ALS, a progressive neurodegenerative disease that affects nerve cells in the brain and the spinal cord, compares to DIPG because the mind remains intact as the body deteriorates, Carroll said. Unlike DIPG, though, ALS primarily affects adults and patients live an average of three years after they’re diagnosed, according to The ALS Association.
There are at least seven treatment centers dedicated to the disease in the Philadelphia area, according to the Greater Philadelphia Chapter of the ALS Association. There are none focused on DIPG.
According to the ALS Association, more than 5,600 people are diagnosed with ALS per year, which is 18 times higher than the annual amount of DIPG diagnoses. But Carroll argues that fighting DIPG is the greatest cause of all because it means giving the right for children to grow up.
Storm the Heavens’ goal is to fund DIPG research so families have more treatment options and eliminate the zero chance of survival children with DIPG face.

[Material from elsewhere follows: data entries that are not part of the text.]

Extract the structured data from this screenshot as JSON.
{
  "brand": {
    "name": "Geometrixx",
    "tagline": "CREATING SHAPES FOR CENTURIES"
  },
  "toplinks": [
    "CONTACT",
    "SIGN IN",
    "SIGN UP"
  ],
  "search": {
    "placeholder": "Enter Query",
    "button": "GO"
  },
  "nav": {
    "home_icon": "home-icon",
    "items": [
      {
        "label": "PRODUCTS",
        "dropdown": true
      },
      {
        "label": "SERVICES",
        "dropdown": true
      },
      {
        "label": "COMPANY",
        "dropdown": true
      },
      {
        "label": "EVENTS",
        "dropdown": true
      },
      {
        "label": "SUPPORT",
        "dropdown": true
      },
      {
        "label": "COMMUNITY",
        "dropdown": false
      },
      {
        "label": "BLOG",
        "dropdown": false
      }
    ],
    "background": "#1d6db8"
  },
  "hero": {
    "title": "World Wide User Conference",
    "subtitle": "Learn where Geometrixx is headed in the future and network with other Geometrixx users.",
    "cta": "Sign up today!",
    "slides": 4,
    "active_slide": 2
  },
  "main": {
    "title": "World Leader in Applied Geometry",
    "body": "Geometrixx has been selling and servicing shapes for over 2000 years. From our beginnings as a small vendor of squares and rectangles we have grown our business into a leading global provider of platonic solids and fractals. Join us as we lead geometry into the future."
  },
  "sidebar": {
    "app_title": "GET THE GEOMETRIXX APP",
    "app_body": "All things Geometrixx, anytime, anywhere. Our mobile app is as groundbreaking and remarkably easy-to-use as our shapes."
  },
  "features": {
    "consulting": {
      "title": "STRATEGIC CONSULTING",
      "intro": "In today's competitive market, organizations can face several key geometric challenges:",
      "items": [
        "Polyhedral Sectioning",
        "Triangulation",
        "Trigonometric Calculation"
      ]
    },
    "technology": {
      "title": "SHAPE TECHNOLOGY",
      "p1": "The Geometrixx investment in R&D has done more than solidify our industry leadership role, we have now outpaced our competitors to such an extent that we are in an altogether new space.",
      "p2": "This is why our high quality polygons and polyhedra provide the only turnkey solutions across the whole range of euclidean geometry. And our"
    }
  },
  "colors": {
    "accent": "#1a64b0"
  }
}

Alicia Santucci, a member of the nonprofit’s event committee and a South Philadelphia resident, said Carroll “creates a fire” and inspires people — similar to the way Philomena brought people together.
About 700 people attended a prayer group for Philomena at St. George three days after she was diagnosed. More than 3,000 attended a block party in Port Richmond last September to celebrate Philomena that was organized less than five days before. About 5,000 people attended the 8 year old’s viewing at St. Anne’s Parish in Fishtown.
Public figures also honored Philomena: Gov. Tom Wolf visited her at the family’s Port Richmond home in the summer, and Beyonce dedicated her song “Halo” to the little girl at a concert at Lincoln Financial Field last year.
Carroll said she has received hundreds of messages from people, saying how praying for Philomena brought them and their loved ones closer together and strengthened their faith, even after she passed.
But she still remembers her as her little girl who loved soccer and painting. She remembers her as tenacious and determined, even scoring four goals during a soccer game after she was diagnosed. She remembers her as “Bean.”
“She was just really good at everything she did, effortlessly,” Carroll said. “She is powerful, my little girl.”